Four hackathons in, Vax (Vox + Hack = Vax) has become an annual tradition for Vox Media. Vox prides itself on two things: being a media organization that makes new and interesting tools, and being a kind place to work. The company sees the hackathon, which grew out of two employees’ idea for how to better use professional development days, as a way to meld the two.
Vox Media has grown considerably in the last year, last month adding Kara Swisher and Walt Mossberg’s Recode to a portfolio that already included The Verge, Vox, SB Nation, Polygon, Eater, Racked, and Curbed. This year’s hackathon began on June 10; 78 members of Vox’s staff, many of whom work remotely, convened in Philadelphia for two days of making and breaking stuff.

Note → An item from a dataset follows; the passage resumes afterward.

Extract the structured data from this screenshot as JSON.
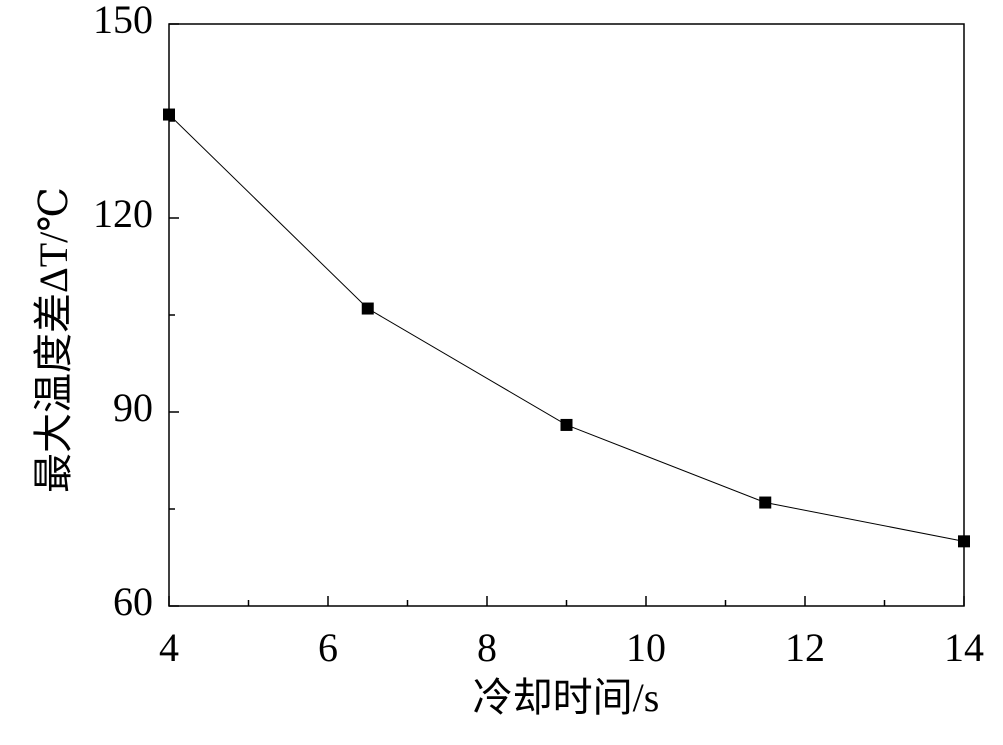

Twenty-four projects came out of this year’s Vax, ranging from investigations into a more engaging form of push notifications, to experiments with virtual reality, to a data dashboard that uses predictive data, to back-end organizational tools. Not every employee comes to Vax, but the event brings together people from editorial, leadership, and HR, in addition to product team members. In the weeks leading up to Vax, ideas for hacks and projects are proposed on a Trello board. As time passes, some ideas become more specific, others fall away, and people assign themselves to teams so that by the time everyone gets to Philadelphia they have a rough idea of what they are working on.One project, “Freelancers,” will help Vox to source and hire the right freelancers for upcoming projects. Lauren Rabaino, product director of editorial, explained on the Vox product blog:
Freelancers hopes to solve a problem that the editorial products team faces almost every day, where the team receive[s] requests for an illustration or logo design from editorial teams, and then someone might have to spend time negotiating a viable price instead of shipping a project. Freelancers offers a clean, templatized framework where those seeking help can find listed not only skills, but price and an explanation of specialties.
Freelancers was one of several projects developed to address the inevitable challenges that Vox faces as it gets bigger. Another such project, Vox Story, is a database to track who in the company has worked on which projects over time. It will be integrated into the team’s Slack. And Buried Bones, aims to harness collective knowledge by organizing various teams’ documentation in one place.
“We take tools really seriously,” said Trei Brundrett, Vox Media vice president of product and technology. “The ones we built at Vax will make us [more] comfortable in the evolution of our media ecosystem.” Moreover, he said, boosting communication and building it into everyday work functions feeds into the company’s ethos of treating coworkers well, a point senior product manager Mandy Brown expounded on on the product blog.
Other projects from Vax aim to expand the types of stories Vox can tell. A recent Eater story that let readers explore the restaurant and zoom in on different aspects of cooking and service was adapted to include virtual reality in a web-viewable version compatible with Google Cardboard. Team “Product Podcast” spent its time at Vax creating a podcast episode about internet accessibility, and wants to think more about how Vox can work podcasting into its coverage.
Several teams looked at tools to increase audience engagement. One project, Notificat, explored how push notifications could be more useful to readers. “We thought about notifications as starting a conversation,” Brundrett said, “to find out what the user knew and then tailoring [notifications] to answer their questions.” Using the Google Chrome notification capability and Roost, a service that allows users to send Safari push notifications to their subscribers, “we tried scenarios where a reader could talk with Polygon about E3, or Eater about the new David Chang restaurant.”
Vox Media readers should be on the lookout for another engagement-themed project, “Conversation Starter.” Beginning from the premise that it can be hard to start a conversation online using a prescribed headline, Conversation Starter aims to personalize sharable content in a way that reflects the user — whether it’s an Eater reader looking to share a recipe that the site recommended to them or a Vox reader sharing infographic on an issue they care about.
“People talk about culture and say that you know it when you see it, but we really believe that we’re trying to figure out what it means to be a product driven tech and media company,” Brundrett said. “You can’t just tinker around the edges. You have to think about how those things come together.”